How to Retrieve UCF's Digital Certificate and Use Wireshark to Decrypt Protected Packets

Retrieve UCF's Digital Certificate Information

1. (6 pts.) In this question you are to use a web browser to retrieve and report information about the digital certificate issued to UCF, by using the directions described in the article “How to View SSL Certificate Details in Each Browser and What You Can Learn”, at https://www.globalsign.com/en/blog/how-to-view ssl-certificate-details/. Specifically, use a browser (Chrome, Firefox, Edge, etc.) and go to the secure site https://www.ucf.edu, retrieve UCF’s digital certificate and report the below information:

(a) The “Issued to”, “Issued by”, and “Valid from and to” dates.

(b) The certificate’s Version, Signature algorithm, Issuer, Subject, the Public key, the Thumbprint algorithm used, and the Thumbprint itself.

(c) The certificate’s path and status

Note: Be sure to report the name of the browser and equipment (make, model) used, and briefly describe the procedure you used in your work.

2. (6 pts.) Answer the two below questions about WPA’s TKIP method and WPA2’s AES-CCMP method, respectively:

(a) Describe what features of the TKIP, and how and where they are used, to protect transmitted messages against message tampering (i.e., detecting attacks that attempt to modify the message content).

(b) Describe what features of the AES-CCMP, and how and where they are used, to protect against replaying messages (i.e., detecting attacks that replay/retransmit old messages).

3. (14 pts.) In this question you are to use Wireshark to open a pcap (packet capture) file which contains packets protected by WPA2-PSK, decrypt the packets assuming the password “Induction” (case-sensitive, without the quotation marks) was used in the WPA2-PSK protection, and answer questions about the pcap file. Specifically, follow the below steps and “document” your work including: the procedure, steps taken, results, and explanations as appropriate.

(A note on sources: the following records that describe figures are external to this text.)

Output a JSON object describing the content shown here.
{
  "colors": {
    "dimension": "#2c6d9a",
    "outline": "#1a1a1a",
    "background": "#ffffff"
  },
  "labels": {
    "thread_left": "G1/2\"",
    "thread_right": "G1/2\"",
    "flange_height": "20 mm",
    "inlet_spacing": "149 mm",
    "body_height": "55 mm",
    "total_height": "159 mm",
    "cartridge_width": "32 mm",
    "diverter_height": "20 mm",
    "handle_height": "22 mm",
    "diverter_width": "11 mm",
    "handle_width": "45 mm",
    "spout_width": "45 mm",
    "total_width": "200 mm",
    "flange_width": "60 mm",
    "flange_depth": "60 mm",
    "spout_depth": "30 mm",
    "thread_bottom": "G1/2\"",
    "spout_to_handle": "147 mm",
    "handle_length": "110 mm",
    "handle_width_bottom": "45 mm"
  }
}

Additionally, use screenshots if they can help to better describe/explain your work, but screenshots by themselves should not be used to replace your descriptions and explanations. Also, be sure the submitted screenshot images are legible, and relevant information in the screenshots highlighted/annotated.

(a) Open the assignment file “wpa-Induction.pcap” in Wireshark. Report the SSID, channel used, and the access point (AP, the device that is sending out beacon signals) identified in the traffic. For the identified AP be sure to report both its MAC address and its more readable device name.

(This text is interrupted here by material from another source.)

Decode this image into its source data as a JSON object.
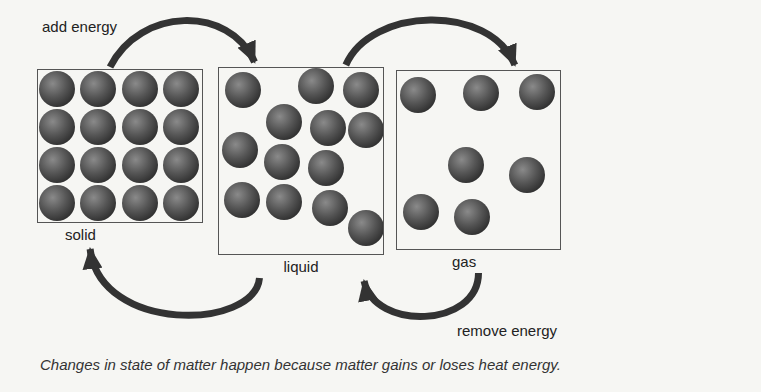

(b) Identify the management frames of authentication subtype and management frames of association subtype, exchanged between the device/STA “Apple_82:36:3a” and the AP device of Part (a). (Hint: Enter a filter string such as “wlan.fc.type_subtype eq 0” (without the quotes) into the filter toolbar (below the main toolbar) then click on the right arrow button at the end, will display (management type) packets with subtype 0, i.e., association request frames. Click on the X button on the right end will cancel the filter. A one-page reference on Wireshark’s 802.11 filters can be found at https://www.semfionetworks.com/uploads/2/9/8/3/29831147/wireshark_802.11_filters_-_reference_sheet.pdf)

(c) Identify the 4-way handshake (4 EAPOL messages) between the device “Apple_82:36:3a” and the AP of Part (a), and report the below information for each of these 4 frames: Frame number, source, destination, all subfields under the “802.1X Authentication” field. In addition, determine which of the 4 frames is/are used by the AP to authenticate itself to the STA, and determine which used by the STA to authenticate itself to the AP.